Promotional single by Morgan Wallen featuring Post Malone

from the album I'm the Problem
- Released: April 18, 2025
- Genre: Country pop
- Length: 2:55
- Label: Big Loud; Republic; Mercury;
- Songwriters: Morgan Wallen; Austin Post; Louis Bell; Ryan Vojtesak; Ernest Keith Smith; Michael Hardy;
- Producers: Joey Moi; Charlie Handsome;

Lyric video
- "I Ain't Comin' Back" on YouTube

= I Ain't Comin' Back =

"I Ain't Comin' Back" is a song by American country music singer Morgan Wallen featuring American musician Post Malone. It was released on April 18, 2025, through Big Loud, Republic, and Mercury Records, as a promotional single from Wallen's fourth studio album, I'm the Problem. It marks their second collaboration within a year, following "I Had Some Help" (2024).

==Background and release==
The duo's first collaboration "I Had Some Help" had previously spent six weeks atop the Billboard Hot 100 and earned Grammy nominations for Best Country Song and Best Country Duo/Group Performance. On January 25, 2025, Wallen announced his fourth studio album, I'm the Problem, and released four singles from the album ahead of its release up until April 2025.

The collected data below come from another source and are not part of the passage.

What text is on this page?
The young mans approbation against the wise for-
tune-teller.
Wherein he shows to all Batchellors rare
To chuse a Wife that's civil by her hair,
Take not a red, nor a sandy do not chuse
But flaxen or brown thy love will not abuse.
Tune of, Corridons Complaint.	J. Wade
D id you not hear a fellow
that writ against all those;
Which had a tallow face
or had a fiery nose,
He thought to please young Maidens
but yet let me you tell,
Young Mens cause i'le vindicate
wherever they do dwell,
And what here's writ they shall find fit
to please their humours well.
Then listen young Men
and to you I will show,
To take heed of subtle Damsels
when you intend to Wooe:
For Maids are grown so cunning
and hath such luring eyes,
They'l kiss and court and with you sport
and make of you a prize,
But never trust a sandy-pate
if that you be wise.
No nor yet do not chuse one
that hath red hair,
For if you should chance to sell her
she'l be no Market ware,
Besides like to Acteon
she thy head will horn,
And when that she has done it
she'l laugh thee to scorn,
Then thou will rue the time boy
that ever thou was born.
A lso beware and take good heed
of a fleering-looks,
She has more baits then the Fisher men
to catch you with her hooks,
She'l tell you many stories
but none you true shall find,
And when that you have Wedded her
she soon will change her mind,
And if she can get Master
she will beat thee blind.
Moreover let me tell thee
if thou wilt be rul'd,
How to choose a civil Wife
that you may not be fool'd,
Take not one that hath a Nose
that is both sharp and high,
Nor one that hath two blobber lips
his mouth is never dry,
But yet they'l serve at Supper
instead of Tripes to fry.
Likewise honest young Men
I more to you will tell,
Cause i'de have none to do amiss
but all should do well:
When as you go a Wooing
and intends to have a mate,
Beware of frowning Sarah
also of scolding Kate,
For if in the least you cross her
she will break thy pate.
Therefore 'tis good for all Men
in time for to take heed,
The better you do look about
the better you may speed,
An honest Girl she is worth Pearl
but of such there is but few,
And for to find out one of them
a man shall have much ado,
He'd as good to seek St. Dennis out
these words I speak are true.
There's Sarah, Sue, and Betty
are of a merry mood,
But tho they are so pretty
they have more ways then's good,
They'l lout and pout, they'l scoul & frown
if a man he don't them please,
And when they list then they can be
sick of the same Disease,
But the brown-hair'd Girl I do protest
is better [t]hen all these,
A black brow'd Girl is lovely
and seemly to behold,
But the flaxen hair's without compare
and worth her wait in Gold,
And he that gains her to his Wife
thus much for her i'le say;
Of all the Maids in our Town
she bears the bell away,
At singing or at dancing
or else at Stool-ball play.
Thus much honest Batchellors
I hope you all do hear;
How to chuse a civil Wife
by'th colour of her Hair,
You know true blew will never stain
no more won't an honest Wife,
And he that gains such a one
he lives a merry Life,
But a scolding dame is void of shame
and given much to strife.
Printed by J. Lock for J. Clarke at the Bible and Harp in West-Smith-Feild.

On April 12, 2025, Wallen shared a short teaser clip of the song on his social media. Three days later, the artists announced their second single together. The release was revealed through an Instagram post accompanied by a picture of the two as well as the title and release date. Wallen also shared a snippet of the song in his Instagram stories where he can be heard "singing over a mid-tempo guitar line with a simple beat".

==Composition==
The song is an "introspective and gritty track" about the aftermath of a breakup featuring "powerful lyrics" with "rebellious energy" due to namedrops of Richard Petty and Johnny Walker Black as well as the vow to never return to a former place that ruined the singer's reputation. The production includes "shimmering neon synth" and a "wallowing guitar line".

==Charts==

===Weekly charts===

Weekly chart performance for "I Ain't Comin' Back"
| Chart (2025–2026) | Peak position |
|---|---|
| Australia (ARIA) | 56 |
| Canada Hot 100 (Billboard) | 14 |
| Canada Country (Billboard) | 14 |
| Global 200 (Billboard) | 20 |
| Ireland (IRMA) | 49 |
| Japan Hot Overseas (Billboard Japan) | 17 |
| Netherlands (Single Tip) | 14 |
| New Zealand Hot Singles (RMNZ) | 1 |
| Norway (VG-lista) | 36 |
| Sweden (Sverigetopplistan) | 68 |
| UK Singles (Official Charts) | 50 |
| US Billboard Hot 100 | 8 |
| US Country Airplay (Billboard) | 13 |
| US Hot Country Songs (Billboard) | 3 |

===Year-end charts===

Year-end chart performance for "I Ain't Comin' Back"
| Chart (2025) | Position |
|---|---|
| Canada (Canadian Hot 100) | 64 |
| US Billboard Hot 100 | 72 |
| US Hot Country Songs (Billboard) | 20 |

== Certifications ==

| Region | Certification | Certified units/sales |
| Canada (Music Canada) | Platinum | 80,000^{‡} |
| United States (RIAA) | Platinum | 1,000,000^{‡} |
^{‡} Sales+streaming figures based on certification alone.